Common differential diagnosis for large cystic tumors include a simple liver cyst, hydatid cyst, biliary IPMN, BMCN, (cystadenoma and cystadenocarcinoma
Common differential diagnosis for large cystic tumors include a simple liver cyst, hydatid cyst, biliary IPMN, BMCN, (cystadenoma and cystadenocarcinoma)
A diagnosis is obtained using multiple investigations like serum tumor markers (AFP, CEA, CA19-9, chromogranin A), imaging studies like triple phase IV contrast CT scan &/or MRI, PET-CT, special imaging studies like SRS scan, DOTA scan (DOTA-TATE, DOTA-PET) & tumor biopsy.
Imaging features may not be classical and differential diagnosis is difficult. In this situation tests are repeated over a period to see if there are any changes that can suggest the diagnosis. In spite of all investigations, a perfect diagnosis may still remain elusive.
Tumors often have large central necrosis &/or hemorrhage, which might give false negative or wrong biopsy report i.e. a malignancy will be missed. Hence repeat biopsy may be required.
Large tumors are often very vascular and make a biopsy difficult.
A histopathologist (HP) specialized in hepatobiliary (HB) pathology are vital in reporting. Slides and cellblocks may be sent for review to a dedicated HB HP if initial reporting is inconclusive.
Immunohistochemistry (IHC) is always useful in getting a correct HP.
Treatment options depend on the diagnosis.
Benign tumors like giant hemangioma& FNH may be observed as long as patient is not symptomatic or do not have high-risk features for hemorrhage. However a potentially malignant tumor like adenoma always requires resection. Occasionally liver transplantation (LT) is suggested for extensive benign tumor, if a resection is not possible. This is especially true for hemangioma.

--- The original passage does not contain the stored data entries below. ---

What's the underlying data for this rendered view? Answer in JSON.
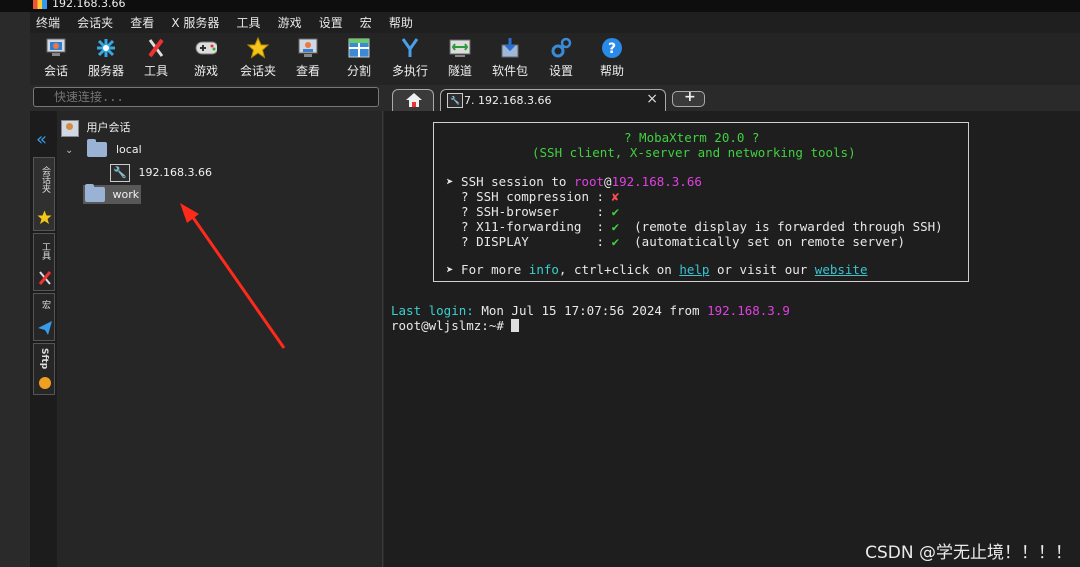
{
  "window": {
    "title": "192.168.3.66"
  },
  "menu": [
    "终端",
    "会话夹",
    "查看",
    "X 服务器",
    "工具",
    "游戏",
    "设置",
    "宏",
    "帮助"
  ],
  "toolbar": [
    {
      "label": "会话",
      "icon": "session-icon"
    },
    {
      "label": "服务器",
      "icon": "servers-icon"
    },
    {
      "label": "工具",
      "icon": "tools-icon"
    },
    {
      "label": "游戏",
      "icon": "games-icon"
    },
    {
      "label": "会话夹",
      "icon": "star-icon"
    },
    {
      "label": "查看",
      "icon": "view-icon"
    },
    {
      "label": "分割",
      "icon": "split-icon"
    },
    {
      "label": "多执行",
      "icon": "multiexec-icon"
    },
    {
      "label": "隧道",
      "icon": "tunnel-icon"
    },
    {
      "label": "软件包",
      "icon": "packages-icon"
    },
    {
      "label": "设置",
      "icon": "settings-icon"
    },
    {
      "label": "帮助",
      "icon": "help-icon"
    }
  ],
  "quick_connect": {
    "placeholder": "快速连接..."
  },
  "side_tabs": [
    "会话夹",
    "工具",
    "宏",
    "Sftp"
  ],
  "tree": {
    "root": "用户会话",
    "folder1": "local",
    "session": "192.168.3.66",
    "folder2": "work"
  },
  "tabs": {
    "active": "7. 192.168.3.66",
    "close": "×"
  },
  "terminal": {
    "banner_title": "? MobaXterm 20.0 ?",
    "banner_sub": "(SSH client, X-server and networking tools)",
    "ssh_prefix": "➤ SSH session to ",
    "ssh_user": "root",
    "ssh_at": "@",
    "ssh_host": "192.168.3.66",
    "f1_label": "  ? SSH compression : ",
    "f1_mark": "✘",
    "f2_label": "  ? SSH-browser     : ",
    "f2_mark": "✔",
    "f3_label": "  ? X11-forwarding  : ",
    "f3_mark": "✔",
    "f3_note": "  (remote display is forwarded through SSH)",
    "f4_label": "  ? DISPLAY         : ",
    "f4_mark": "✔",
    "f4_note": "  (automatically set on remote server)",
    "more_prefix": "➤ For more ",
    "more_info": "info",
    "more_mid": ", ctrl+click on ",
    "more_help": "help",
    "more_or": " or visit our ",
    "more_site": "website",
    "last_login_label": "Last login: ",
    "last_login_text": "Mon Jul 15 17:07:56 2024 from ",
    "last_login_ip": "192.168.3.9",
    "prompt": "root@wljslmz:~# "
  },
  "watermark": "CSDN @学无止境！！！！"
}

Malignant tumors like HCC & cholangiocarcinoma have a different problem, as the background liver is often cirrhotic precluding a major liver resection. A major liver resection in cirrhotic patient is possible only if liver function is sufficient (Child A). LT is contraindicated in large HCC or cholangiocarcinoma.
Large colorectal cancer or neuroendocrine tumor metastasis amenable to resection are advised resection in combination with chemotherapy. When resection is not possible immediately due to extensive disease or inadequate future liver remnant; an attempt is made to down stage the disease with chemotherapy and later a resection is planned.
Whenever a liver resection is not possible due to inadequate size of remnant liver, an attempt is made to increase the size by embolizing relevant portal vein branch.
Special techniques have been devised for resection of large liver tumors not amenable to standard techniques. These include techniques like ex-situ resection or ante-situm resection, in-situ resection under cold preservation, major vascular resection- reconstruction etcetera.
Large tumors are difficult to resects because
- Liver remnant may be small and inadequate for survival
- Vascular invasion when malignant,
- Major vascular reconstruction required.
- Major blood loss during surgery
- Longer operative times
- Prolonged recovery time
- Major expenses involved in the treatment
Large liver tumors are a special problem in liver surgery and need special surgical skills for treatment. All efforts should be done to establish the nature of tumor. A biopsy should be done only if absolutely necessary. Whenever in doubt it is better to resect the tumor. Surgery can be safely performed in most situations with a mortality risk of <5%. However morbidity is still high in liver surgery especially in patients with such giant tumors.